El solo hecho de haber nacido en un lugar llamado Paso de los Toros, en la República Oriental del Uruguay, ya le garantizaba un lugar en una novela; más aún, si añadimos que esa nación fue bautizada como Tierra Purpúrea por el explorador Hudson y que su capital —Montevideo— debe su nombre a una medición náutica: es el monte VI de Este a Oeste, visto desde altamar. Para más magia, enlistemos la nómina completa de su nombre: Mario Orlando Hardy Hamlet Brenno Benedetti Farrugia y celebremos que este año se cumple el centenario de su nacimiento.
Lo recuerdo recitando versos sueltos en alemán, al filo de una lúgubre barra de bar en la película El lado oscuro del corazón, donde Darío Grandinetti recita versos de Oliverio Girondo como mantra para encontrar a una amante que sepa volar. En esa peli, Benedetti aparece casi de incógnito o confirmación de fantasma de él mismo, el poeta denostado por la alta academia, tildado de ser poeta para quienes no saben nada de poesía y cuentista de quienes prefieren las tramas simples o novelista de una sola obra llamada La tregua o escritor militante de utopías y causas perdidas. Esa novela —que llaman única también como elogio— que fue llevada a la pantalla grande y nominada para el Oscar a mejor film extranjero, lamentablemente en la terna donde ganó Amarcord de un tal Federico Fellini y esos tantos libros que se fueron vendiendo de generación en generación en un mundo que poco a poco fue desdeñando la literatura escrita con el alma para privilegiar las letras en mercadotecnia.

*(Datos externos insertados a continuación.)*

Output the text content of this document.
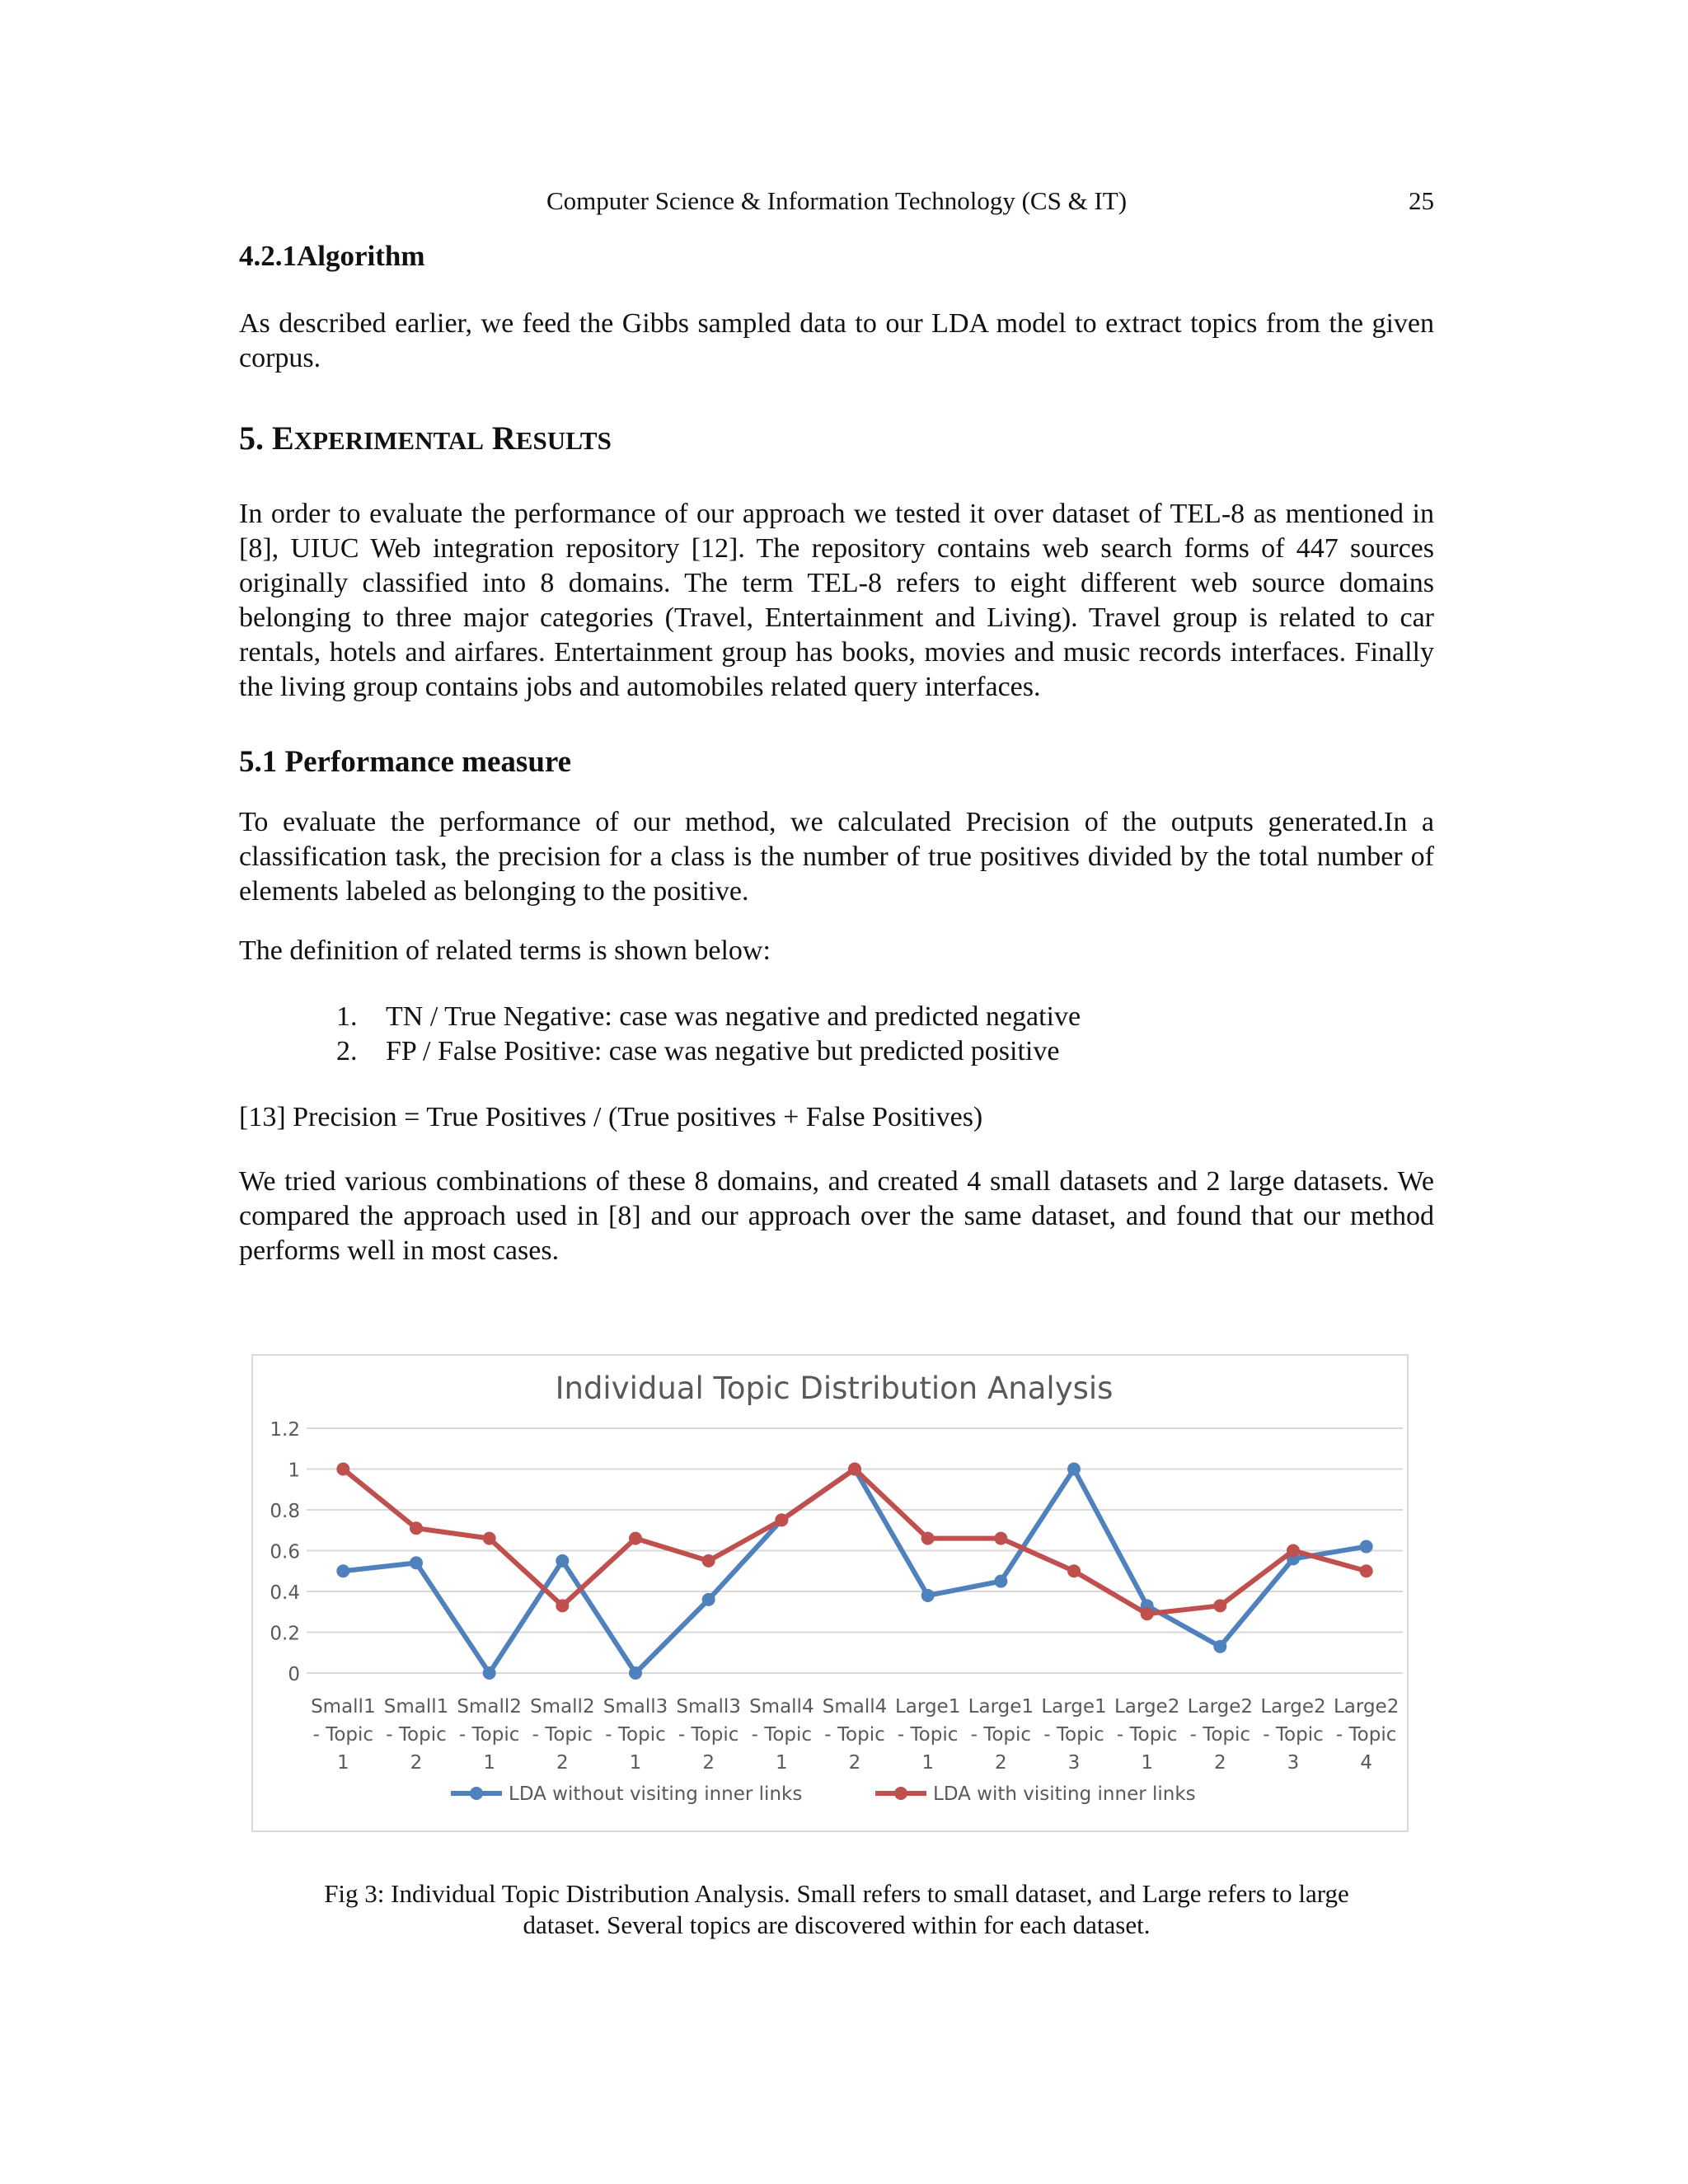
Computer Science & Information Technology (CS & IT)	25
4.2.1Algorithm

As described earlier, we feed the Gibbs sampled data to our LDA model to extract topics from the given corpus.

5. EXPERIMENTAL RESULTS

In order to evaluate the performance of our approach we tested it over dataset of TEL-8 as mentioned in [8], UIUC Web integration repository [12]. The repository contains web search forms of 447 sources originally classified into 8 domains. The term TEL-8 refers to eight different web source domains belonging to three major categories (Travel, Entertainment and Living). Travel group is related to car rentals, hotels and airfares. Entertainment group has books, movies and music records interfaces. Finally the living group contains jobs and automobiles related query interfaces.

5.1 Performance measure

To evaluate the performance of our method, we calculated Precision of the outputs generated.In a classification task, the precision for a class is the number of true positives divided by the total number of elements labeled as belonging to the positive.

The definition of related terms is shown below:

1. TN / True Negative: case was negative and predicted negative
2. FP / False Positive: case was negative but predicted positive

[13] Precision = True Positives / (True positives + False Positives)

We tried various combinations of these 8 domains, and created 4 small datasets and 2 large datasets. We compared the approach used in [8] and our approach over the same dataset, and found that our method performs well in most cases.

Individual Topic Distribution Analysis
0
0.2
0.4
0.6
0.8
1
1.2
Small1
- Topic
1
Small1
- Topic
2
Small2
- Topic
1
Small2
- Topic
2
Small3
- Topic
1
Small3
- Topic
2
Small4
- Topic
1
Small4
- Topic
2
Large1
- Topic
1
Large1
- Topic
2
Large1
- Topic
3
Large2
- Topic
1
Large2
- Topic
2
Large2
- Topic
3
Large2
- Topic
4
LDA without visiting inner links	LDA with visiting inner links
Fig 3: Individual Topic Distribution Analysis. Small refers to small dataset, and Large refers to large
dataset. Several topics are discovered within for each dataset.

Lo saben los enamorados y se respira en todas las noches de los feos: hubo un Benedetti que le cantó a los que llevan cicatrices en la cara y la vergüenza de no ser bellos, vilipendiados por las miradas hirientes de todos los que se creen guapos y hubo un Benedetti que le cantó en versos simples a los pactos casi callados de los que se aman sin ambages, los que deciden hacer un pacto donde ambos cuentan con cada uno, contando hasta dos o hasta cinco y poemas que podrían memorizarse en el pupitre de la prepa o de la universidad y que no pocos firmamos como nuestros en complicidad —mas no plagio—con el poeta del bigote que parecía extenderse desde la punta del este, desde la punta de una pluma fuente con la tinta de la soledad y el exilio, rumor de que el Sur también existe y sensación orgullosa de que la literatura con Ñ también merece los banquetes de las fiestas más grandes de la lectura, los salones encuadernados de memoria donde cada lector se va aprendiendo la novela esa de un hombre que se creía acabado y se toma un suspiro para resucitar su vida en plena viudez o bien, la del escritor que se preocupa más por el prójimo que los próximos y enarbola con honestidad una vida pública de denuncia de injusticias y celebración de libertades y sincronías o eso que ahora llaman sinergias con los cantantes de guitarra y seis cuerdas, sin más electricidad amplificada que el sentimiento cantado de los versos que conforman un arco iris.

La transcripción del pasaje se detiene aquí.